Alvo histórico de discriminação social, cabelo tem significado forte para muita gente, e pode ganhar data de homenagem em MS

Contra o preconceito e em celebração a forma dos fios de cabelo crespos, pode ser instituído em Mato Grosso do Sul o Dia do Orgulho Crespo, que seria em 7 de novembro. O Projeto de Lei foi apresentado na Assembleia Legislativa pelo deputado Amarildo Cruz (PT), inspirado na medida que já foi aprovada no estado de São Paulo.

Libertar homens e mulheres naturalmente crespos do alisamento capilar pode ser uma conquista que vai muito além da esfera estética. De maneira individual ou coletiva, o orgulho pela forma do cabelo é defendido como um estímulo à construção de identidades, ao respeito à diversidade, sublinha a importância da autoestima e reflete em ações contra as várias formas de violência dirigidas, majoritariamente, à população negra. 
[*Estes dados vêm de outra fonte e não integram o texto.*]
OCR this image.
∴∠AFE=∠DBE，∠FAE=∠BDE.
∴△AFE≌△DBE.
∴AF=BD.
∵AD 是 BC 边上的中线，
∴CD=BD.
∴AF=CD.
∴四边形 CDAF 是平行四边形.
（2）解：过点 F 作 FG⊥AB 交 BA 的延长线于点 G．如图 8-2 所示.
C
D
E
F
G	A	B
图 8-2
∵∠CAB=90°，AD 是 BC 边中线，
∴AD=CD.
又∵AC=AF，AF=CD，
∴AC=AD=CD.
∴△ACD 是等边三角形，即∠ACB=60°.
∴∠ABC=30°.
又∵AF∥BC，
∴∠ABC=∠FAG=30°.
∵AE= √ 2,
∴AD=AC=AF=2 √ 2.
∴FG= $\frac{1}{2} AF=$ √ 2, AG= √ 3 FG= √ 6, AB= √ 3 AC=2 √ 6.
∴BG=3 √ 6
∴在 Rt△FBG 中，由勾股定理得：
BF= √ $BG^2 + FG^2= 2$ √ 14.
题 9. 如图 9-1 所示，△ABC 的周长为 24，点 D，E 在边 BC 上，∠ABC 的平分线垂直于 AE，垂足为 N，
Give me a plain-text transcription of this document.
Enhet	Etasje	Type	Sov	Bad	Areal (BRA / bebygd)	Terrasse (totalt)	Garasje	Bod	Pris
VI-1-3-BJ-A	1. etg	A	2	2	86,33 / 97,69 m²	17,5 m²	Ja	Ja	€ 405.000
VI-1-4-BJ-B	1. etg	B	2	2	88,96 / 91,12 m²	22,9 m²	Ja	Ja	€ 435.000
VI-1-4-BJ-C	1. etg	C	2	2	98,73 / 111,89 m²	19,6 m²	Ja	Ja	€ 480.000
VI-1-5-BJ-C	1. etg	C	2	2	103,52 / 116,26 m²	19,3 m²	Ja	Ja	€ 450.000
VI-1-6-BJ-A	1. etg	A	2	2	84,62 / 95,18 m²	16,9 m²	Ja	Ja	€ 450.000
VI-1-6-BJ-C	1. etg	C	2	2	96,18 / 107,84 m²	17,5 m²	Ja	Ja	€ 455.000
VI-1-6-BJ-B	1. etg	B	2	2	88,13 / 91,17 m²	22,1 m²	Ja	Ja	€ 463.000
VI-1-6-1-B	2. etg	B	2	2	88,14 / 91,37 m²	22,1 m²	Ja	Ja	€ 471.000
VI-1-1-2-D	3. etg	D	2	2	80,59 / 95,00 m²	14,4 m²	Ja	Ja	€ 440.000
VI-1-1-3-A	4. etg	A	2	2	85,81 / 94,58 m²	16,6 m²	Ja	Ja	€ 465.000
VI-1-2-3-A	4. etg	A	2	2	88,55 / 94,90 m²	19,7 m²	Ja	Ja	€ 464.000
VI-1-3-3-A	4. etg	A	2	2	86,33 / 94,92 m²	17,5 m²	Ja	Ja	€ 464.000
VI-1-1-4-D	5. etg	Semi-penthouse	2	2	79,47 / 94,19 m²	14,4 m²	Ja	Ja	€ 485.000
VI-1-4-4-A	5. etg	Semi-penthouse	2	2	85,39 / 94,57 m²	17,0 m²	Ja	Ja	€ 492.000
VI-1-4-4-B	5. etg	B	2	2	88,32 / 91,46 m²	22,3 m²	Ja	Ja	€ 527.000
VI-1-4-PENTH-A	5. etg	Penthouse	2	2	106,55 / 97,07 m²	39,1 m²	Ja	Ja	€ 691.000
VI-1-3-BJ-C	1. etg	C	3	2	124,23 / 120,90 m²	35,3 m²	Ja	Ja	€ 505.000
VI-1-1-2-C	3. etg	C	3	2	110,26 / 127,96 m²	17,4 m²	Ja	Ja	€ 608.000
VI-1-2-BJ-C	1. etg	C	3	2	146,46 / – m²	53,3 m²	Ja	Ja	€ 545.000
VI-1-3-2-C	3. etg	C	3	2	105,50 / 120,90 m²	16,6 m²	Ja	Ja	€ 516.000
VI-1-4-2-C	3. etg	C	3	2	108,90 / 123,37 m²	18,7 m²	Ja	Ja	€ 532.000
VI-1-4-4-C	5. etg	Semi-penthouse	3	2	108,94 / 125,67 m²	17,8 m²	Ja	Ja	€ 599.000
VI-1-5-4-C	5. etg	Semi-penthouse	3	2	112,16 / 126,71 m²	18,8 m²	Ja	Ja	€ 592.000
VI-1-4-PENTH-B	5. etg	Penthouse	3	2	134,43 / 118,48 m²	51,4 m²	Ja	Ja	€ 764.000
É só perceber nas prateleiras de supermercados, drogarias e lojas especializadas, onde cresceu o espaço dedicado aos cuidados com esse tipo de fio. Nos sites, nas redes sociais, na rua, do seu lado, ou em você, cachos e crespos gradualmente se assumem, algumas vezes na cabeça de quem por muito tempo negou aceitar beleza neles. 

Apoio

Parte dessa transformação, grupos de incentivo como o Movimento de Crespos e Cachos de MS surgem para levantar bandeira e compartilhar experiências,  dicas, espalhar resistência a quem quer abraçar as curvinhas ou a indefinição do cabelo. Como definição própria, o movimento é formado por mulheres unidas para reunir o maior número de gente de cabelo sarará, termo que descarta o tom ofensivo.

Encontro Crespos e Cachos de MS, em 2015. (Foto: Wesley Ortiz)

A formação de três meninas, Angela Batista, 25 anos, Sara Arinos, 20, e Kamilla Mota, 24, faz encontros e compartilha na internet todo tipo de informação sobre o tema. Elas apoiam a criação de uma data símbolo do que, para elas, é luta de uma vida que não merece menosprezo.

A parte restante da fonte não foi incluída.